In the film’s first half, the only bits of color are the characters’ pinkish skin and an occasional sprig of gray-green vegetation. Later, of course, there will be blood.
Shadow doesn’t rush to battle, unlike such earlier Zhang martial-arts spectaculars as Hero and House of Flying Daggers. The movie spends about an hour sketching the backstory and observing the machinations that will lead to war.
The saga begins in Pei, ruled by an unnamed king (Zheng Kai). Peace with a bordering country is assured by the king’s willingness to let the other nation rule the city of Jing, formerly part of Pei. The king even seeks to strengthen the alliance by marrying his strong-willed, also unnamed sister (Guan Xiaotong) to the son (Leo Wu) of the rival land’s General Yang (Hu Jun). The princess doesn’t like the idea.
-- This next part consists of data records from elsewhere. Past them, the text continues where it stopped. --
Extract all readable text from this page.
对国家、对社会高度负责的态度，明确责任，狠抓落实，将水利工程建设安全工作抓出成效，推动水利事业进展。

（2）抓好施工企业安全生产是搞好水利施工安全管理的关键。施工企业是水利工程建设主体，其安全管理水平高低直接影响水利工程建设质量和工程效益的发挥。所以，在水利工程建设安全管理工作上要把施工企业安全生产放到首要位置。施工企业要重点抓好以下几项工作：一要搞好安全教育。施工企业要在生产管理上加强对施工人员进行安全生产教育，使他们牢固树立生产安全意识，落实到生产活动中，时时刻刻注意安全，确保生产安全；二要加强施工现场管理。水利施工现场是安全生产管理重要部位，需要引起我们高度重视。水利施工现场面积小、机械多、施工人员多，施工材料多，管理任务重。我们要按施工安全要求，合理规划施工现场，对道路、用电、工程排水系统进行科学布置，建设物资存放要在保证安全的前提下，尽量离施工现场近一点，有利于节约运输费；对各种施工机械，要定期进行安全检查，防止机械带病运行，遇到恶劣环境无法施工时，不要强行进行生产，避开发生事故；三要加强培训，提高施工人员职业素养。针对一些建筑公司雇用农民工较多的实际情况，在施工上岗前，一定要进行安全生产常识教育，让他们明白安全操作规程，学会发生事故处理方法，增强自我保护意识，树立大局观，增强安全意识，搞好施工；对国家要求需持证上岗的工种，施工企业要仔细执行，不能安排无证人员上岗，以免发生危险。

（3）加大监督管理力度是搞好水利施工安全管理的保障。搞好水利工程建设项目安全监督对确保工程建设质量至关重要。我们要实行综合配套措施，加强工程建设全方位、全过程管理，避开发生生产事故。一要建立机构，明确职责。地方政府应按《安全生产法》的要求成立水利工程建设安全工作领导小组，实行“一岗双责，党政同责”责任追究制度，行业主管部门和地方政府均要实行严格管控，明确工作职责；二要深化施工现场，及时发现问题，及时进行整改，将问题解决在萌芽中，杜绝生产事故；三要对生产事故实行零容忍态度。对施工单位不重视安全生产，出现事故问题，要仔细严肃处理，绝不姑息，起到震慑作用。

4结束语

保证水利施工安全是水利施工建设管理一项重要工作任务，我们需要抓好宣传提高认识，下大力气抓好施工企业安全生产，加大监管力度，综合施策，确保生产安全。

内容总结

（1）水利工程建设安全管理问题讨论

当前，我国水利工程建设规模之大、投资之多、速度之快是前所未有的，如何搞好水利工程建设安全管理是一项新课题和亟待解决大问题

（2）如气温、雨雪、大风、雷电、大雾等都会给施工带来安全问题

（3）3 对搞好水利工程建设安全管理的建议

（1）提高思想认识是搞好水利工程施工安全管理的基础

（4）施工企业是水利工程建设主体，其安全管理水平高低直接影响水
Neither does Pei’s war-hero military commander, Yu (a bearded Deng Chao). Yu was seriously wounded in a showdown with Yang, and may be dying. Almost no one at court knows that, because Yang has replaced himself with a double (also Deng, clean-shaven in this incarnation). The “shadow” is known privately as Jing, after the city where he was born, and which he hopes to liberate.
The only other person aware of the switch is Yu’s wife (Sun Li), who’s become perhaps too fond of the impostor. But the king is suspicious, especially after the shadow returns from meeting Yang with the alarming news that the general has agreed to a one-on-one duel whose prize is the city of Jing.
This setup seems plausibly historical, although it’s played out on fanciful sets. The immense subterranean chamber where Yu trains Jing in combat tactics has a large tai-chi (or yin-yang) symbol embedded in its mosaic floor — not the last time the circular emblem will feature prominently.
When Jing goes to fight Yang, the movie shifts toward fantasy. While perpetual rain offers a reasonable pretext for the nearly monochromatic color scheme, the action scenes feature wildly stylized choreography and such improbable weapons as umbrellas made of multiple swords. As the conflict expands beyond Jing and Yang, Pei’s princess assumes a part that’s stirring but outlandish.
Zhang, known for the feminism of his earlier films, doesn’t give the women central roles, but he does offer some playful tweaks of masculinity. The tai-chi symbol expresses the unity of supposed opposites, including male and female. Shadow doesn’t achieve that, but it does harmonize contrary impulses much more deftly than The Great Wall balanced Beijing and Hollywood.